An author of spoofy, light-hearted mysteries, my friend Ruth Dudley Edwards has had unusual difficulty completing her new novel, Death of a Snowflake. The trouble isn’t lack of material —she’s spoilt for choice — but real life outpacing satire. As we now live in a world of ‘you could not make this stuff up’, readers looking for a laugh are spurning fiction in droves in preference for the newspaper.
To wit, exam administrators rather than students are now tested. Stirring widespread consternation this month, a GCSE English exam cited a passage from H.E. Bates’s short story ‘The Mill’, which in due course —not in the passage itself — portrays a rape. Students have protested that the excerpt should have carried a ‘trigger warning’.

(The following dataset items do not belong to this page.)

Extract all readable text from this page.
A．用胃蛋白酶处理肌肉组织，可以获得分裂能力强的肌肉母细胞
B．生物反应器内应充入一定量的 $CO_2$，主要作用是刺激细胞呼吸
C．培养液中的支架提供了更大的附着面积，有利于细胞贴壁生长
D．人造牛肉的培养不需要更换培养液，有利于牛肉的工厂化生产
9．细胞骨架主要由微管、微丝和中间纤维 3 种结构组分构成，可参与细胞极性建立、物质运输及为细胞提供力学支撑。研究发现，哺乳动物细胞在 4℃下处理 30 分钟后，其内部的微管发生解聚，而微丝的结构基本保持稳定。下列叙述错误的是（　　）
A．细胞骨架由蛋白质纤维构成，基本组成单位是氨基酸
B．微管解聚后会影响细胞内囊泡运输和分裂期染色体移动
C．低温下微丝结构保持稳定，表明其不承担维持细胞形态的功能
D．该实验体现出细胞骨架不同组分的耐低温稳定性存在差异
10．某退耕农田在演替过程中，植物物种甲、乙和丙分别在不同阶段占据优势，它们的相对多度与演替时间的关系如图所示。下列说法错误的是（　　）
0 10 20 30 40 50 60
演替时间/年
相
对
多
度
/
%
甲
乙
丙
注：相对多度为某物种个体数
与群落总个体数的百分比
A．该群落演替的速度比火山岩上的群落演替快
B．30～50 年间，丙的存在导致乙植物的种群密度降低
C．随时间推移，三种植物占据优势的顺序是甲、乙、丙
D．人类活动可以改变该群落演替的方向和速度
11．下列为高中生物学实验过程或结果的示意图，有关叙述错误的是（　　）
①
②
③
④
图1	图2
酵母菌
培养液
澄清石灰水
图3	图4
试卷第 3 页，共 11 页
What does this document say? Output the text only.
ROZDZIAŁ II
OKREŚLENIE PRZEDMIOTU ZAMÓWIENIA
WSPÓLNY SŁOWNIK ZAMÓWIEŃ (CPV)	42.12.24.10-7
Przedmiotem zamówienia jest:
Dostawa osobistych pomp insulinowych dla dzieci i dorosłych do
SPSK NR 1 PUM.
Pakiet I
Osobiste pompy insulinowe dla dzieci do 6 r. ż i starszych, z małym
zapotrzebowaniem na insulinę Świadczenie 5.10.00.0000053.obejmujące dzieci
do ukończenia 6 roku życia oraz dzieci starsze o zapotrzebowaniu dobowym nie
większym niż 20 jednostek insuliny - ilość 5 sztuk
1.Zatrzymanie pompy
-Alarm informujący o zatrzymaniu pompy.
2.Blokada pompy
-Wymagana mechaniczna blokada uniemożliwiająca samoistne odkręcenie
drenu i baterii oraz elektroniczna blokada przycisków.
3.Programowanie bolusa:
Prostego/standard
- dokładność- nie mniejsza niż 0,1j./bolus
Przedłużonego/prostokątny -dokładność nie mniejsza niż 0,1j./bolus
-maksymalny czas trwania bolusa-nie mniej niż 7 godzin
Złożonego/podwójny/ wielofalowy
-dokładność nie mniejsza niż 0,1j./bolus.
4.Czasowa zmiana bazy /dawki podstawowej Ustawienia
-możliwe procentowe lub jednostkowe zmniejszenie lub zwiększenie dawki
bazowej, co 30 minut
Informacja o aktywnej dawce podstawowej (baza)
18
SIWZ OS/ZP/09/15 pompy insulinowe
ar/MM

If women being abused somewhere in the story puts contemporary young people into a tailspin, that would knock out excerpting any of Thomas Hardy, if not most of Shakespeare. More, this logic of toxic proximity has veritably infinite application, and could preclude test-taking altogether. What if in the school library the excerpted book sits right next to another book in which a rape takes place? Perhaps round the corner from the building in which the exam is given — or at least in the same catchment area — a woman was once raped. Maybe the teacher handing out the exam papers knows someone who was raped. Or knows someone who knows someone. Why, theory would have it that we are all a maximum of six degrees of separation from a rape victim. Thus simply waking up in the morning must plunge the delicate into a vertiginous swoon sufficiently incapacitating to send them back to bed. Given that any exam is administered in a universe in which rape occurs, tests are all traumatising reminders of sexual assault.